Okay, great. And one other question. I was wondering if you could, Matt, give us the breakdown of the quarterly burn rate and how it changed. I'm sorry, I couldn't get the numbers down. Thank you.

You want me to repeat the numbers for the, as each quarter the burn rate went quarter-to-quarter?

Yes, just the 2011 numbers. Thank you.

Okay, so in first quarter of '11 we burned through $32.7 million of cash. The second quarter was $40.2 million. The third quarter was $37 million. And the fourth quarter was $20.1 million, obviously a significant reduction from prior quarters. But it's interesting, the fourth quarter in many ways was the first quarter during 2011 that wasn't beset by something unusual in the way of a transaction. Remember, Keith, that in the first quarter of the year we did a pretty significant restructuring, and took out about 40% of our headcount in an effort to reduce costs, but, of course, making reductions like that is expensive initially, and so it takes awhile for those costs, or those benefits to filter through.

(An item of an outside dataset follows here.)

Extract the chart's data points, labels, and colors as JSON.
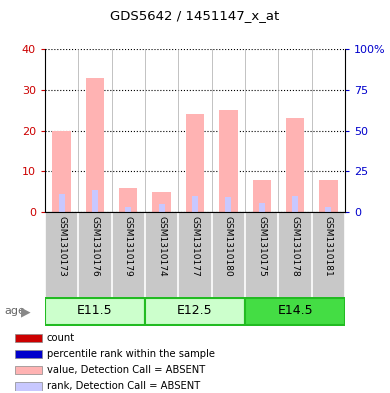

In the second and third quarters, we had the two payments to terminate our insulin supply agreement which were split between those two quarters. So those two quarters had kind of some unusual final costs as well. And the fourth quarter was the first one that didn't see anything unusual happening, which is why, as was already disclosed earlier, the first quarter of 2011 was also relatively low. But again, I want to caution everybody that these expenses will trend upwards again in 2012 as we ramp up these trials.

Very good. Thank you very much.

At this time there are no questions in the queue. I would like to hand it back to Alfred Mann.

Thank you. Thank you all for joining us today. And we look forward to our call for the next quarterly conference in May, and we hope at that time to be able to report significant progress on the status of our clinical trials and some other developments. Thank you all.

Ladies and gentlemen, that concludes today's conference. Thank you for your participation. You may now disconnect. Have a great day.